One example of an incumbent is the taxicab industry, which has been challenged by ride-sharing companies like Uber and Lyft. Hotels and motels, the incumbents of the hospitality industry, have been disrupted by Airbnb. Amazon disrupted the retail industry.

Incumbents either fade away or find a way to survive. Microsoft, once a disruptor, has since become a traditional tech company. Stocks have fallen as digital devices — from laptops to phones to tablets — have moved away from Windows operating systems.

“The question for Microsoft is, how do we compete in this brave new world?” Hill said. “How do we find our footing and make the transition?”

That’s the question every incumbent hast to ask itself. Hill says Microsoft has begun to reposition itself by focusing on cloud computing. Cloud technology is a way to host data without a local hard drive (when you throw a file into a Dropbox folder instead of putting it on a USB stick, you’re using a cloud). Microsoft made its billions by selling physical servers and software. Now its business model is increasingly based on hosting data for clients on the cloud.

The Seattle economy stands to benefit big from the shift to cloud computing. As far as infrastructure and services go, Amazon and Microsoft are the world’s leading cloud providers.

“Seattle is booming because Seattle is the epicenter of the cloud-computing revolution right now,” Hill said. “If we’re right, and cloud computing is the next wave in computation, that’s tremendously bullish for this city.”

Cloud teams at Amazon and Microsoft are staffed by engineers at the cutting edge of cloud computing. Hill says this workforce has drawn more companies to Seattle.

“This is a geographic network effect,” he said. “Facebook, Google, and Apple have all opened offices here. SpaceX is opening offices here. When you ask why they’re opening offices, you find that the theme of the cloud comes out.”

A surging tech presence is a boon to the economy, but it’s also why rent and housing prices are going up. Hill acknowledges that not all ships rise with the tide. “Some rise and some fail,” he said with the bluntness of a business professor.

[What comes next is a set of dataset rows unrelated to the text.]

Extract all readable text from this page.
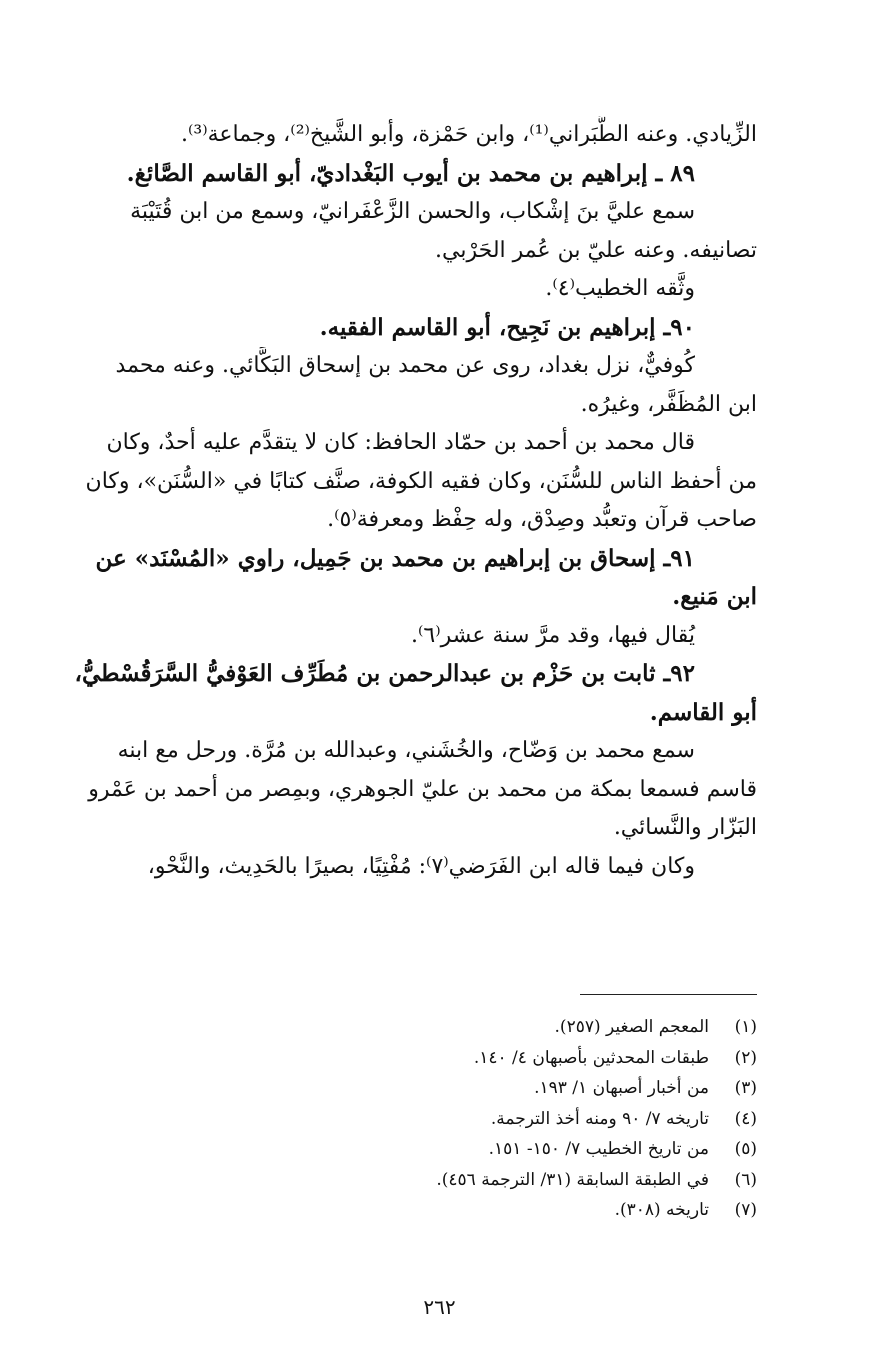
الزِّيادي. وعنه الطَّبَراني⁽¹⁾، وابن حَمْزة، وأبو الشَّيخ⁽²⁾، وجماعة⁽³⁾.
٨٩ ـ إبراهيم بن محمد بن أيوب البَغْداديّ، أبو القاسم الصَّائغ.
سمع عليَّ بنَ إشْكاب، والحسن الزَّعْفَرانيّ، وسمع من ابن قُتَيْبَة
تصانيفه. وعنه عليّ بن عُمر الحَرْبي.
وثَّقه الخطيب⁽٤⁾.
٩٠ـ إبراهيم بن نَجِيح، أبو القاسم الفقيه.
كُوفيٌّ، نزل بغداد، روى عن محمد بن إسحاق البَكَّائي. وعنه محمد
ابن المُظَفَّر، وغيرُه.
قال محمد بن أحمد بن حمّاد الحافظ: كان لا يتقدَّم عليه أحدٌ، وكان
من أحفظ الناس للسُّنَن، وكان فقيه الكوفة، صنَّف كتابًا في «السُّنَن»، وكان
صاحب قرآن وتعبُّد وصِدْق، وله حِفْظ ومعرفة⁽٥⁾.
٩١ـ إسحاق بن إبراهيم بن محمد بن جَمِيل، راوي «المُسْنَد» عن
ابن مَنيع.
يُقال فيها، وقد مرَّ سنة عشر⁽٦⁾.
٩٢ـ ثابت بن حَزْم بن عبدالرحمن بن مُطَرِّف العَوْفيُّ السَّرَقُسْطيُّ،
أبو القاسم.
سمع محمد بن وَضّاح، والخُشَني، وعبدالله بن مُرَّة. ورحل مع ابنه
قاسم فسمعا بمكة من محمد بن عليّ الجوهري، وبمِصر من أحمد بن عَمْرو
البَزّار والنَّسائي.
وكان فيما قاله ابن الفَرَضي⁽٧⁾: مُفْتِيًا، بصيرًا بالحَدِيث، والنَّحْو،
(١)المعجم الصغير (٢٥٧).
(٢)طبقات المحدثين بأصبهان ٤/ ١٤٠.
(٣)من أخبار أصبهان ١/ ١٩٣.
(٤)تاريخه ٧/ ٩٠ ومنه أخذ الترجمة.
(٥)من تاريخ الخطيب ٧/ ١٥٠- ١٥١.
(٦)في الطبقة السابقة (٣١/ الترجمة ٤٥٦).
(٧)تاريخه (٣٠٨).
٢٦٢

Hill is partial to sailing metaphors. He’s been on boats since he was a child growing up in North Wales, and he races his sailboat in regattas throughout the Pacific Northwest.

“All the things we talk about in business are also important in sailboat racing,” he said. Strategy, tactics, efficiency, leadership, team-building — it’s all there. Perhaps most of all: “A desire to win.”


Hill has a B.S. and a Ph.D. from the University of Manchester. He is the Hughes M. and Katherine G. Blake Endowed Professor in Business Administration.

One Thought on “Faculty Friday: Charles Hill”

On March 25, 2016 at 9:59 AM, Orv said:

If disruptive market changes were lateral moves for employees, I’d have no problem with them; but I’m troubled by how every time a market is “disrupted,” workers seem to end up in a worse position. This is especially true with services like Uber, that have changed industries that once provided steady employment to ones where workers are independent contractors with no benefits or job security. While I understand that worker well-being is not something economists generally concern themselves with, maybe it’s time they started?